# English BERT

The English BERT block implements the BERT—​Bidirectional Encoder Representations from Transformers—​network in its base size, as published in BERT: Pre-training of Deep Bidirectional Transformers for Language Understanding.

BERT pushes the state of the art in Natural Language Processing by combining two powerful technologies:

• It is based on a deep Transformer encoder network, a type of network that can process long texts efficiently by using self-attention.

• It is bidirectional, meaning that it uses the whole text passage to understand the meaning of each word.

 Note DisclaimerPlease note that datasets, machine-learning models, weights, topologies, research papers and other content, including open source software, (collectively referred to as “Content”) provided and/or suggested by Peltarion for use in the Platform and otherwise, may be subject to separate third party terms of use or license terms. You are solely responsible for complying with the applicable terms. Peltarion makes no representations or warranties about Content. You expressly relieve us from any and all liability, loss or risk arising (directly or indirectly) from Your use of any third party content.

What’s more, the original authors have released pre-trained weights, so that you can use it with minimal training work.

## Using the English BERT block

### Use cases

The English BERT block is initialized with weights pretrained on BookCorpus and English Wikipedia, which gives English BERT a good general understanding of English.

This means that you can easily fine-tune this block for a variety of tasks, like sentiment analysis, topic classification, or authorship verification.

### Input

The input of the English BERT must come from an Input block that provides a text encoded feature.

### Output

The English BERT block returns the so-called CLS output.
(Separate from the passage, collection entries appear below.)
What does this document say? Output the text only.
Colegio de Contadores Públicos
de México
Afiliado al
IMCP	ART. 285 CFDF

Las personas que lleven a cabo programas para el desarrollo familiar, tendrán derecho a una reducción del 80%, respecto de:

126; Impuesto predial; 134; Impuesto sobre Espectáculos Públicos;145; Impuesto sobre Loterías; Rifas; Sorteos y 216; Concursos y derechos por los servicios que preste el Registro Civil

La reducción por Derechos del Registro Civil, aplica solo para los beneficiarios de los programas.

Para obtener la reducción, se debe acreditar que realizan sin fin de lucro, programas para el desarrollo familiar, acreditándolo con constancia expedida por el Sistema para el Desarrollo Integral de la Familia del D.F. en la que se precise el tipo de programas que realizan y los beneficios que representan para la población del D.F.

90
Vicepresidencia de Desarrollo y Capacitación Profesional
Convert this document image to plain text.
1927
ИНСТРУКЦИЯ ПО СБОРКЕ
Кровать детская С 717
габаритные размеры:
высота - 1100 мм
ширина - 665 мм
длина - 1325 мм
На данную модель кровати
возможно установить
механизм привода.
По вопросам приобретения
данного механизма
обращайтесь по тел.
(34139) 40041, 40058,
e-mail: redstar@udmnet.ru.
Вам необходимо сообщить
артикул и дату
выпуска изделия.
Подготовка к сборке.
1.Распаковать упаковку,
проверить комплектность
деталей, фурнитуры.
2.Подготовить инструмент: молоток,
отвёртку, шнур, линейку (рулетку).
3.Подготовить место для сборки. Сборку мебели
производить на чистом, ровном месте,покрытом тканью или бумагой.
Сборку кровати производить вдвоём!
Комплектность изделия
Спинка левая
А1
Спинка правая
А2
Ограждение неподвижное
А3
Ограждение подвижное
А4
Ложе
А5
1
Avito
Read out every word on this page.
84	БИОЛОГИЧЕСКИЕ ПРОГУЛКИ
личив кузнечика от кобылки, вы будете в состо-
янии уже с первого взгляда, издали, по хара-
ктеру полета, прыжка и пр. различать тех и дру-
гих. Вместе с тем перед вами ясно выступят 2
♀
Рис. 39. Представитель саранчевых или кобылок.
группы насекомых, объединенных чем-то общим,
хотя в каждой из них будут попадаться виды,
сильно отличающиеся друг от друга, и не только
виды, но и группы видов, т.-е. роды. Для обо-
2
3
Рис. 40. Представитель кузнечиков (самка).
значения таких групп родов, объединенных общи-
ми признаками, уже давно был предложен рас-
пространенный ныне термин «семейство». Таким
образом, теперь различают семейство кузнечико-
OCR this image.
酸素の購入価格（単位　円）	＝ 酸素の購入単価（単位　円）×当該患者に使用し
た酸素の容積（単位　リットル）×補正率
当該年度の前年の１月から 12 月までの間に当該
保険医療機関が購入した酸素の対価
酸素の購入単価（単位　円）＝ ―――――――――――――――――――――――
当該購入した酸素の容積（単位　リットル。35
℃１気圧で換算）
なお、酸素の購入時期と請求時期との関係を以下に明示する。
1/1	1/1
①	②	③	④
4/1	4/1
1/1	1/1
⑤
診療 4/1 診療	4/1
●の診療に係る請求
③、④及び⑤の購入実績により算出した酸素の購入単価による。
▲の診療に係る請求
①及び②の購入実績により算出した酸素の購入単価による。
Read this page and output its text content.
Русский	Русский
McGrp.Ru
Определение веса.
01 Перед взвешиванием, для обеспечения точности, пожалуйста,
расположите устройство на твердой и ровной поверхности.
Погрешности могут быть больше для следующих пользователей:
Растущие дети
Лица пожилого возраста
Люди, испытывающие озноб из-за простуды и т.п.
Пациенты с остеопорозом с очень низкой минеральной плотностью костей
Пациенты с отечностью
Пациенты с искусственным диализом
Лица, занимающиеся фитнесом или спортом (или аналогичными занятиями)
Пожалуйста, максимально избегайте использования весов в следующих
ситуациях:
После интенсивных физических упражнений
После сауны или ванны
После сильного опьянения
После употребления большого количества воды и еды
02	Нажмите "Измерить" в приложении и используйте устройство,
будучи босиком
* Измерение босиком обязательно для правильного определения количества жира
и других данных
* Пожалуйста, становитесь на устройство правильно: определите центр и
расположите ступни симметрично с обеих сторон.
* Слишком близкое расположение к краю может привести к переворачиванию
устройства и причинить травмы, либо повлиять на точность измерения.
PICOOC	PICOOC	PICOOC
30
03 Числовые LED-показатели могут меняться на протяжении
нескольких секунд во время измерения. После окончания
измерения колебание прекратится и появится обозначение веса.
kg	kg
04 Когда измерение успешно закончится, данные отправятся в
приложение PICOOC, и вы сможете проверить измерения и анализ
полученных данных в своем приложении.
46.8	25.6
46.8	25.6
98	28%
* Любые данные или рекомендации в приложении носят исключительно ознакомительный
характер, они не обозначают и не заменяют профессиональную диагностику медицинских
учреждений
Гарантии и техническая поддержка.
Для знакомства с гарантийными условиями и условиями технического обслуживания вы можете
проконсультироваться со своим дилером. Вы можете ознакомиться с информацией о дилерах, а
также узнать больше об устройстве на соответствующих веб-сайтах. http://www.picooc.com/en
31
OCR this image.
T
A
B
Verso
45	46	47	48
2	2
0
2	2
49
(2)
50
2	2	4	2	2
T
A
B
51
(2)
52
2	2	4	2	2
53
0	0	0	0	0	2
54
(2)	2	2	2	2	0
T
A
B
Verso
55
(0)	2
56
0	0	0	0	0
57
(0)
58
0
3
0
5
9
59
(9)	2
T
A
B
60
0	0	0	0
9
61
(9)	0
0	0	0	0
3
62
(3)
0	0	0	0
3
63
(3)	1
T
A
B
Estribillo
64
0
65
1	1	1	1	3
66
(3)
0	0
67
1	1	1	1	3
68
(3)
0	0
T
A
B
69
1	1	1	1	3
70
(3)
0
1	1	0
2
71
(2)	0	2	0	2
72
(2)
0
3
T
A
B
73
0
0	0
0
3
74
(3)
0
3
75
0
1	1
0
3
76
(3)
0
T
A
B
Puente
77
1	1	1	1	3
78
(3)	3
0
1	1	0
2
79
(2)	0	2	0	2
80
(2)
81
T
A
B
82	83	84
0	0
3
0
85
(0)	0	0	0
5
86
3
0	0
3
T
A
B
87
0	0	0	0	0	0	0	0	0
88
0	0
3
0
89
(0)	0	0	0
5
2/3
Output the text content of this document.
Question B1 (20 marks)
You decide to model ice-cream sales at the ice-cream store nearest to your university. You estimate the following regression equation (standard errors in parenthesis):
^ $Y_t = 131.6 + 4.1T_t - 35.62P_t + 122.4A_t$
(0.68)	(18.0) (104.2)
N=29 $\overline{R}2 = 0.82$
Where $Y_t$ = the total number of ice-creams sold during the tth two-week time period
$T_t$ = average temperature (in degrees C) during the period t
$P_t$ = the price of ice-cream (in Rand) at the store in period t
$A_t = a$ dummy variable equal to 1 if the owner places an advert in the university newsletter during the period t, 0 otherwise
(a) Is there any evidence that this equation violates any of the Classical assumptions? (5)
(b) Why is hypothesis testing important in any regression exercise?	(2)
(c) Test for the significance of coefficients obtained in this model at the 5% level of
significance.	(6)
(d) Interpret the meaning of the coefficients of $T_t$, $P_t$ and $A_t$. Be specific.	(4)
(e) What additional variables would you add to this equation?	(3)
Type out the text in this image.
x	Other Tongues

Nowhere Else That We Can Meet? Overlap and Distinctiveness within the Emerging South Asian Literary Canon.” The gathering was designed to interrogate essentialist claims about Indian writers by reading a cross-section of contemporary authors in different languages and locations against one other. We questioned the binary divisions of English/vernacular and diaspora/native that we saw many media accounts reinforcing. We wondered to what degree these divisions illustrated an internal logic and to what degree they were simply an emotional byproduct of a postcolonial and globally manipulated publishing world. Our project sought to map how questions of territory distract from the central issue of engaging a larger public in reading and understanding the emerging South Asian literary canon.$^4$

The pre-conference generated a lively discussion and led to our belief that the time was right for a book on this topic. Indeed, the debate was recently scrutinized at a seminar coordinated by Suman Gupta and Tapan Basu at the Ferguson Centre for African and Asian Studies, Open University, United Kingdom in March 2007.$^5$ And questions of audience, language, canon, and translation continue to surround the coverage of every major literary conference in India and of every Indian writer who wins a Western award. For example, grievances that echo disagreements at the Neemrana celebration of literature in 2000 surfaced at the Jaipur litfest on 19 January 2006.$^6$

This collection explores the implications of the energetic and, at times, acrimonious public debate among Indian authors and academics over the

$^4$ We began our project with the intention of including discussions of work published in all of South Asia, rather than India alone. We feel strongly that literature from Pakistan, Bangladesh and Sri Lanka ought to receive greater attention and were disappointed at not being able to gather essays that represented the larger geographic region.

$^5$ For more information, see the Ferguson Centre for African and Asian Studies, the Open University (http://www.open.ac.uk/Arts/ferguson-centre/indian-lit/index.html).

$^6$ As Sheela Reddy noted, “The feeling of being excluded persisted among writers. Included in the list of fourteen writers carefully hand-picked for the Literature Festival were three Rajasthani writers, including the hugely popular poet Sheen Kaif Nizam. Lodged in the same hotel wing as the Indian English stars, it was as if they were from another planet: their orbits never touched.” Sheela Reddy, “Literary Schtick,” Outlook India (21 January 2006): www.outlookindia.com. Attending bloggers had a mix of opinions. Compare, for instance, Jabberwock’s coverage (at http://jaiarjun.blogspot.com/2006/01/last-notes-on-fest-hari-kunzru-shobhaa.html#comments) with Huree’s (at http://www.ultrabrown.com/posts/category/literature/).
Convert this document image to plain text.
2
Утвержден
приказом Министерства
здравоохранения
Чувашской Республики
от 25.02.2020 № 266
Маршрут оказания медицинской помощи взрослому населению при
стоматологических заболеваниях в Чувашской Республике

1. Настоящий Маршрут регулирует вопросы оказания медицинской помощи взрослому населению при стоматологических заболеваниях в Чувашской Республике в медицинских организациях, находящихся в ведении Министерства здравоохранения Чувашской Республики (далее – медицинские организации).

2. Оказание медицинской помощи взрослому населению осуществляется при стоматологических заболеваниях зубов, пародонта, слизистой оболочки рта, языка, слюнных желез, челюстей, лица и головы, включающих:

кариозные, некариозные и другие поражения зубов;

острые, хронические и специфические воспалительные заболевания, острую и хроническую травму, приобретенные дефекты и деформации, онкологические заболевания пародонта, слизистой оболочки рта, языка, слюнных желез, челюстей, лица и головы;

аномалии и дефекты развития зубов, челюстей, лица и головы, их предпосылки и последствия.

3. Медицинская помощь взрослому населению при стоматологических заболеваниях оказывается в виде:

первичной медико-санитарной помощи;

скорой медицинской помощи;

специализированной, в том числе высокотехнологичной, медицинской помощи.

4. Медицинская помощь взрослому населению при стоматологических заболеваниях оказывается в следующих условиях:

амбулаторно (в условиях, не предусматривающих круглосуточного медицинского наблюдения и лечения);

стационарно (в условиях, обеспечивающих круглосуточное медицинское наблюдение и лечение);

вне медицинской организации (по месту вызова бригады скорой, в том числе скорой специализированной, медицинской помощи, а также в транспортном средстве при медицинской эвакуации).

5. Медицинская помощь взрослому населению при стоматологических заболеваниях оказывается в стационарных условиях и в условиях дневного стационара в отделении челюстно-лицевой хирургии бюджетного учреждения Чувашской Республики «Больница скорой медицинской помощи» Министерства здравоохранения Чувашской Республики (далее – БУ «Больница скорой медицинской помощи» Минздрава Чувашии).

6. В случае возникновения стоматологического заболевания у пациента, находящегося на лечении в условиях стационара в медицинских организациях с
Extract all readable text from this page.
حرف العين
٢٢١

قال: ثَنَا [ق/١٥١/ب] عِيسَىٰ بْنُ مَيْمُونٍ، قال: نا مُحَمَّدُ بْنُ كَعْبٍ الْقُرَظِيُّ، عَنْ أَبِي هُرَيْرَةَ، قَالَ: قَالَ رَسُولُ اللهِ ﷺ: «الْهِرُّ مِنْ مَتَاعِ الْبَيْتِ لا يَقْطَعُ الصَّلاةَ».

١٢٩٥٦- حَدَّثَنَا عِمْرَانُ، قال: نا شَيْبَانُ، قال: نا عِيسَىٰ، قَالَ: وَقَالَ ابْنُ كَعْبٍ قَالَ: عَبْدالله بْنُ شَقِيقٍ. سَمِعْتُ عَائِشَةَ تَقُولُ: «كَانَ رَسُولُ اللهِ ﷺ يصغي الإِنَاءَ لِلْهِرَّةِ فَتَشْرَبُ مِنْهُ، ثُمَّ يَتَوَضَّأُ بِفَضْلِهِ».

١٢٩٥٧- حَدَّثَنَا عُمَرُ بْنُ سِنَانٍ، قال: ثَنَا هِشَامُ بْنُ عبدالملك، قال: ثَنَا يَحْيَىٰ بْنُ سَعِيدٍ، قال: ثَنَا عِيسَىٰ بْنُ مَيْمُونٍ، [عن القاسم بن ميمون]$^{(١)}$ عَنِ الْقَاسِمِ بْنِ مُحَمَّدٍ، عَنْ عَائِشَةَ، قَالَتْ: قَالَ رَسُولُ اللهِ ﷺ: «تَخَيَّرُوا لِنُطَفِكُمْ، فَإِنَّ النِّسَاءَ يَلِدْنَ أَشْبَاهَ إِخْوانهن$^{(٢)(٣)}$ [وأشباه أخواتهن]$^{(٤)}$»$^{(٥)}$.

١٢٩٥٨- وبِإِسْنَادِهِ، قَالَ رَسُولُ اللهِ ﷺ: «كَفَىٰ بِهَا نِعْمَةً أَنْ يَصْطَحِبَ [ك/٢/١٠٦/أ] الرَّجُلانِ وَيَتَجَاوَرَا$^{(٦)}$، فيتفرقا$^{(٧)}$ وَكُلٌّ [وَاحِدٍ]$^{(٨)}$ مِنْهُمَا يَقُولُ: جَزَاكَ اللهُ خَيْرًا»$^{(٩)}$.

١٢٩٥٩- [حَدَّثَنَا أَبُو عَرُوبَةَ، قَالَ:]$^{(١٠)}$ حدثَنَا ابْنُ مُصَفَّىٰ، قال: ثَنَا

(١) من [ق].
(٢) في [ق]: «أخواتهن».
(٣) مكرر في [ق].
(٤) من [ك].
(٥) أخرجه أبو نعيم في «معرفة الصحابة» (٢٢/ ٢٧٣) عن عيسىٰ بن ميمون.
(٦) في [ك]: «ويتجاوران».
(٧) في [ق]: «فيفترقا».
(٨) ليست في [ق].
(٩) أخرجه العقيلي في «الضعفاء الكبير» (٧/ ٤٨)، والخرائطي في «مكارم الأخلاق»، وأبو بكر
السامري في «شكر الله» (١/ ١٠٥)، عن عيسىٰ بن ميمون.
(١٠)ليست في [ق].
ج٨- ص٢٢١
This output is a vector that can be passed to other blocks to perform regression or classification.

### Parameters

Sequence length: The maximum length of text that the model processes, in number of tokens. There are generally 1 to 3 tokens per word.
Aim for a Sequence length that is the typical size of your text feature, since larger values require more computation time but smaller values may cause the end of your text to be ignored.

The English BERT block supports sequence lengths between 3 and 512 tokens.
Note that 2 tokens are reserved for internal use, so a Sequence length of 3 processes a single token of text.

Trainable: Whether we want the training algorithm to change the value of the weights during training. In some cases, one will want to keep parts of the network static.

## Training the English BERT block

### Fine-tuning a BERT model

BERT is a powerful model, which can learn most fine-tuning datasets very easily. This means that it is prone to catastrophic forgetting and overfitting of the new dataset when trained with inappropriate settings.

To avoid these issues, train your model with a very low Learning rate, of the order of 10-5 to 10-6.
In addition, only train for a few Epochs, between 1 and 3.

### Memory consumption of BERT

The English BERT block is a very large model, which requires a large amount of memory to train.

The estimation of memory consumption displayed when using a BERT model is unfortunately not accurate at the moment.
As a rule of thumb, keep the product Batch size * Sequence length lower than 3000 to avoid memory issues.

If an experiment fails because the model requires too much memory, try reducing the Batch size in the experiment’s settings.
You can consider reducing the Sequence length of the block as well, as long as this doesn’t remove significant information.

Example

Sequence lengthBatch size

512

6

200

10

100

25

50

55

10

250

## BERT Structure

The English BERT block implements the base version of the BERT network. It is composed of 12 successive transformer layers, each having 12 attention heads.
The total number of parameters is 110 million.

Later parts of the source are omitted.